Symmetries of the Electromagnetic Turbulence in a Tokamak Edge

TL;DR

This paper develops a simplified model for electromagnetic turbulence in a Tokamak edge, revealing a dominant Fourier mode and the stability of two-dimensional turbulence despite magnetic fluctuations.

Contribution

It introduces a reduced single-equation model capturing key turbulence features, including symmetry properties and the behavior of non-axisymmetric modes.

Findings

Existence of a specific Fourier branch in turbulence dynamics

Two distinct physical regimes identified for non-axisymmetric fluctuations

Reduced model effectively describes turbulence with magnetic fluctuations

Abstract

We construct the low-frequency formulation of the turbulence characterizing the plasma in a Tokamak edge. Under rather natural assumptions we demonstrate that, even in the presence of poloidal magnetic fluctuations, it is possible to deal with a reduced model for the turbulence dynamics.

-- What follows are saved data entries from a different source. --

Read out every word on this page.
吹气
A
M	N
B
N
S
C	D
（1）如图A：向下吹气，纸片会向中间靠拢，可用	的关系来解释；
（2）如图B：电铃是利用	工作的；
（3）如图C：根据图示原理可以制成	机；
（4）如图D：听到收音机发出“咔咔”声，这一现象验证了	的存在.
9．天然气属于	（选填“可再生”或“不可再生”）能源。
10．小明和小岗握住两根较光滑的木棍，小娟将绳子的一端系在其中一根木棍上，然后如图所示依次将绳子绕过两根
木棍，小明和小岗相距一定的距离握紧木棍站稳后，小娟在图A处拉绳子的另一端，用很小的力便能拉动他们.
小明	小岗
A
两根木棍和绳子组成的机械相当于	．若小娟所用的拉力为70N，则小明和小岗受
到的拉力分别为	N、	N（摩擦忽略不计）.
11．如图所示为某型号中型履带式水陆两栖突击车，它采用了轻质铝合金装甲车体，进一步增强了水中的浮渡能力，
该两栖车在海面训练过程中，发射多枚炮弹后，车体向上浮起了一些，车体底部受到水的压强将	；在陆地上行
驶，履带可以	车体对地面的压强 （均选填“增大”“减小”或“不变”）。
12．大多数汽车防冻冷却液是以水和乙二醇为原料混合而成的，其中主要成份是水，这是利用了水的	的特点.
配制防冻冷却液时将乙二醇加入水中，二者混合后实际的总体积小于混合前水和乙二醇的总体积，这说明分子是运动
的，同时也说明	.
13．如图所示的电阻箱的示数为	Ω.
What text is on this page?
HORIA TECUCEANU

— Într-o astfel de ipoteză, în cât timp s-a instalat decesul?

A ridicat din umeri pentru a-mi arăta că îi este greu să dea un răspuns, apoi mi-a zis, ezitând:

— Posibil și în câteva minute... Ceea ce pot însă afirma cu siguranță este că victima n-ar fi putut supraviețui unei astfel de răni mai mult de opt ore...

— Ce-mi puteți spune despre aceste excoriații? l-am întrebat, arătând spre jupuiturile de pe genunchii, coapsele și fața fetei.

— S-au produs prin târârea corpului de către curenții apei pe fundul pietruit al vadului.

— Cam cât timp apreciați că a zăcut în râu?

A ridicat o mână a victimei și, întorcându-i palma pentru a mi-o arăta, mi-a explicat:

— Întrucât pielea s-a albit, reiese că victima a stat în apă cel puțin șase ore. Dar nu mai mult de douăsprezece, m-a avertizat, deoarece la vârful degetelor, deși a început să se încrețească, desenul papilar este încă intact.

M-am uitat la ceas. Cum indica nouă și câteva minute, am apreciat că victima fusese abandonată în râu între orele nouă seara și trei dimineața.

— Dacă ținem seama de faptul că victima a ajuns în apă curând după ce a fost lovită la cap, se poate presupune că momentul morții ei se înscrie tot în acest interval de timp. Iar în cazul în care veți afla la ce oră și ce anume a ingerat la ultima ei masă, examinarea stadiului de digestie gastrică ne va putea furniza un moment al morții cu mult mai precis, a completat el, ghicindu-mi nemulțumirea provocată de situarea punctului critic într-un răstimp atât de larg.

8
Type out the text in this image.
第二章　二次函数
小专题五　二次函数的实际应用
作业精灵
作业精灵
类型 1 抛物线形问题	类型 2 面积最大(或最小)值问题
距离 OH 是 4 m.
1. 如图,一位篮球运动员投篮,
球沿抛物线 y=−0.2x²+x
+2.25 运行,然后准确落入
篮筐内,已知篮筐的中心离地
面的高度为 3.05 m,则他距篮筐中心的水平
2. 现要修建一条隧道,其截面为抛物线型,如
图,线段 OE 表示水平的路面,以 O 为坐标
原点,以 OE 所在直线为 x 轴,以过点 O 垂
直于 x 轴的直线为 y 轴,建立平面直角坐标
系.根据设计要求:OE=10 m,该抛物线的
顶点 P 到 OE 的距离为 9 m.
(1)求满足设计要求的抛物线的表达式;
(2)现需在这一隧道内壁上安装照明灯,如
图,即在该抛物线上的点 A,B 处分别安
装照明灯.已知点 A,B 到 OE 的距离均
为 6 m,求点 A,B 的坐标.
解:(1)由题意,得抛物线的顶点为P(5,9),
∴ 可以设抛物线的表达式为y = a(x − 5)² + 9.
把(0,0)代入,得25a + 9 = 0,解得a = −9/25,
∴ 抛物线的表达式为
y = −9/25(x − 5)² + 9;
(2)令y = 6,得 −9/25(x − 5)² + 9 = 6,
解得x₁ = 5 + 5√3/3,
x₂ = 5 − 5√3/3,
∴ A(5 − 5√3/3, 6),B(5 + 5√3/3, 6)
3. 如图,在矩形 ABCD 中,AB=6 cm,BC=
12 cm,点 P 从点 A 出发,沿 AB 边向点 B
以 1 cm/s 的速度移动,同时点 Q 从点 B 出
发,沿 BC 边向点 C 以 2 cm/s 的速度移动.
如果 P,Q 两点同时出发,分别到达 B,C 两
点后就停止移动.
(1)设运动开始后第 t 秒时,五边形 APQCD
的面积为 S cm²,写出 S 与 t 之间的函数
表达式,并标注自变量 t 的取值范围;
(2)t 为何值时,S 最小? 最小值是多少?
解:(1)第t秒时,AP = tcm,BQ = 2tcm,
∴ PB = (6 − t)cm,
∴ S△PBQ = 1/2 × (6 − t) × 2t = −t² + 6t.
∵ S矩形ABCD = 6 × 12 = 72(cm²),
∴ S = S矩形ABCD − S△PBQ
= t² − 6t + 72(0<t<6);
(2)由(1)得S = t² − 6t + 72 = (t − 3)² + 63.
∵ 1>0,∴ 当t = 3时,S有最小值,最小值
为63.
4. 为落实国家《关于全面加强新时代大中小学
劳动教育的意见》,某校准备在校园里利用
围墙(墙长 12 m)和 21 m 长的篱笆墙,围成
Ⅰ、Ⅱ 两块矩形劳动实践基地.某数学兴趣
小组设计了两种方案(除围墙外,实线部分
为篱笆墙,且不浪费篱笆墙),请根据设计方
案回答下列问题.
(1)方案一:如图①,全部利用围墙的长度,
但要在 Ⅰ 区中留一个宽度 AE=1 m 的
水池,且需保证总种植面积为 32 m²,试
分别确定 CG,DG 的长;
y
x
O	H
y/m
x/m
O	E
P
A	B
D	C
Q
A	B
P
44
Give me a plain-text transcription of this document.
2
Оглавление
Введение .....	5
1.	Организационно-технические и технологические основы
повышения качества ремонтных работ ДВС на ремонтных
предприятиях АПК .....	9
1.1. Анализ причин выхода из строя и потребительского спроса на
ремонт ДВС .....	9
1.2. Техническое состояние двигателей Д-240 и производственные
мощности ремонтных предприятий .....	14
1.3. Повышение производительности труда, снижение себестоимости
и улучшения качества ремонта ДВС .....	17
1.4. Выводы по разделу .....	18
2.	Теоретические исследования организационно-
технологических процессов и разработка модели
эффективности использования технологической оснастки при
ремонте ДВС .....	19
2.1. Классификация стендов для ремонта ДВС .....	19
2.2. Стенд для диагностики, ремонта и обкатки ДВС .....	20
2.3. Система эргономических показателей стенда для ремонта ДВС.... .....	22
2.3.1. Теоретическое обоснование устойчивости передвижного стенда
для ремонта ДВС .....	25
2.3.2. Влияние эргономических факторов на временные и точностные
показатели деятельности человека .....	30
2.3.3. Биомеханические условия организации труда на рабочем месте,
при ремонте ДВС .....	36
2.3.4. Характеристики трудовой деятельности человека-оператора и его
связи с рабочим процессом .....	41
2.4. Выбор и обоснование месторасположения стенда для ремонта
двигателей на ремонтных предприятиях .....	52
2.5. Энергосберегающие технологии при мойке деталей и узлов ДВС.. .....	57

This model relies on a single equation for the electric potential, from which all the physical turbulent properties can be calculated. The main result of the present analysis concerns the existence of a specific Fourier branch for the dynamics which demonstrate the attractive character of the two-dimensional turbulence with respect to non-axisymmetric fluctuations. The peculiar nature of this instability, affecting the non-axially symmetric modes, is discussed in some detail, by recovering two different physical regimes.